NEW YORK – According to a study released Monday by The Commonwealth Fund and published in the August issue of Health Affairs, safety-net hospitals that currently rely on politically-negotiated funding will face significant financial reversals if they fail to change their business practices before the Affordable Care Act (ACA), deficit reduction programs and a weak economy force cutbacks in subsidies.
The study shows that some safety-net hospitals (which provide a large share of care to low-income, uninsured and Medicaid populations) survived – and possibly even thrived – before the recent recession of 2008-2009.
[See also: Commonwealth Fund cites European models for U.S. healthcare reform]
Nancy Kane, one of the study’s authors and a professor of management and an associate dean for educational programs at Harvard School of Public Health, said she and the other authors examined five years’ worth (from 2003 to 2007) of financial data from 150 urban safety-net hospitals throughout the country that met at least one of the following three criteria: a threshold percentage of Medicaid discharges, a threshold percentage of minority discharges or 2007 membership in the National Association of Public Hospitals and Health Systems.
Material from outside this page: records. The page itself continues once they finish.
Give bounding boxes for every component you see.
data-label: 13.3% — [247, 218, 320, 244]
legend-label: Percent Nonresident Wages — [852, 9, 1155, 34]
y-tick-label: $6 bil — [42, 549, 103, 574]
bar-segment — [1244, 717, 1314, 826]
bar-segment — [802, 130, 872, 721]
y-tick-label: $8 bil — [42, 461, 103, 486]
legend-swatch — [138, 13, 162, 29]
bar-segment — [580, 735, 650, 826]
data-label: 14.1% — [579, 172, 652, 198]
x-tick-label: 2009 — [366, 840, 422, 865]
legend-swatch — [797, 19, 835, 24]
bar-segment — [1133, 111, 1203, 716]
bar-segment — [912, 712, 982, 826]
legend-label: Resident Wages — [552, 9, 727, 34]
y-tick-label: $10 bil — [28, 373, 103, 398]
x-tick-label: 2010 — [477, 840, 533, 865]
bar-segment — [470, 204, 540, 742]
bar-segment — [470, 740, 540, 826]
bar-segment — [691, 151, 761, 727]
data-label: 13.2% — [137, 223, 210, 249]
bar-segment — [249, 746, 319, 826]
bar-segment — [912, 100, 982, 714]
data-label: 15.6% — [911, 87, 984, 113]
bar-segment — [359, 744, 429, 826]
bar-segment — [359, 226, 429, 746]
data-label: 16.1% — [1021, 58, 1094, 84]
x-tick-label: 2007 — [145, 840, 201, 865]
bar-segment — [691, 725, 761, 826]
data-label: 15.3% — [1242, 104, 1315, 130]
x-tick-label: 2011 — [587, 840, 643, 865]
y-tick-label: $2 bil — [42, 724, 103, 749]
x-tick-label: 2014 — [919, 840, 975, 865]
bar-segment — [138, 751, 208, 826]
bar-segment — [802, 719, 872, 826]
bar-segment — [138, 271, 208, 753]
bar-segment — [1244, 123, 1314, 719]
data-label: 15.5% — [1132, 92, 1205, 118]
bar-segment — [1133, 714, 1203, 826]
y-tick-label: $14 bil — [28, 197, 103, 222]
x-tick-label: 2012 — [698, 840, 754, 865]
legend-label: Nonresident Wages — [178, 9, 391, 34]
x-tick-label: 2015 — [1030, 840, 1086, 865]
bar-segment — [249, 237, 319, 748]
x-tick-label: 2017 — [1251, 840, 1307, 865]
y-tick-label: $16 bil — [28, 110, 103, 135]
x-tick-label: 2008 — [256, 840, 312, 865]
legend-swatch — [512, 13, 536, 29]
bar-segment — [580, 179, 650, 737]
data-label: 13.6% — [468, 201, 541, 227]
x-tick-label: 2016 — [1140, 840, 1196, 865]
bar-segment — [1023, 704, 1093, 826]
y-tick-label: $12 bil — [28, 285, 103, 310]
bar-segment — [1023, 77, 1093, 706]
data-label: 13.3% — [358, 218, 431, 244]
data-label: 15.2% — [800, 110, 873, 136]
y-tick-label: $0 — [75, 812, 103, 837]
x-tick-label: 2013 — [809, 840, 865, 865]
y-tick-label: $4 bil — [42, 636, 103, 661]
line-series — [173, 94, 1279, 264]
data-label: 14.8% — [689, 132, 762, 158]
Kane said the researchers found that those hospitals directly governed by elected officials and in highly competitive markets were more profitable than other safety-net hospitals. They were financially healthy primarily because they obtained subsidies from state and local governments, such as property tax transfers or supplemental Medicaid payments, including disproportionate share payments.
Some of the directly-controlled hospitals and one of the delegated public authority hospitals the authors visited received local subsidies of between 25 percent and 35 percent of total revenues. In contrast, none of the private, nonprofit sites received local government subsidies. The site visits also revealed that private, nonprofit safety-net hospitals developed strong financial control systems and pursued strategies to attract insured patients.
[See also: Safety-net providers expected to play big role after ACA, survey finds]
Kane said the problem for these hospitals now is that safety-net hospitals are facing a new market reality. The economic downturn, slow recovery and politics of deficit reduction have eroded the ability of local governments to support the safety net. Many safety-net hospitals have not focused on effective management, cost control, quality improvement or services that attract insured patients. As a result, and coupled with new uncertainties regarding Medicaid expansion stemming from the recent Supreme Court decision on the Affordable Care Act, many are likely to face increasing financial and competitive pressures that may threaten their survival.
“If the ACA does what it says it will do, there will be a major transformation for these hospitals – it’ll make a big difference to them,” said Kane. “It’ll be a big change and some hospitals won’t make it. The big problem is that there’s an estimated 23 million people that still will be uninsured even with the healthcare exchanges, and they will concentrate at these specific hospitals. It’s not clear who will take care of these patients if those hospitals were to close.”
Kane said to overcome declining government subsidies, safety-net hospitals governed by elected politicians must focus on cost control, quality improvement and services that attract insured patients.
“These hospitals are going to have to be very careful in the ways in which they transition. It has to be very monitored at a local level so the funding isn’t pulled out too quickly,” she said. “There needs to be an investment in these safety-net hospitals, like attracting good physicians, so that they can compete with other hospitals because if they can’t, they won’t survive.”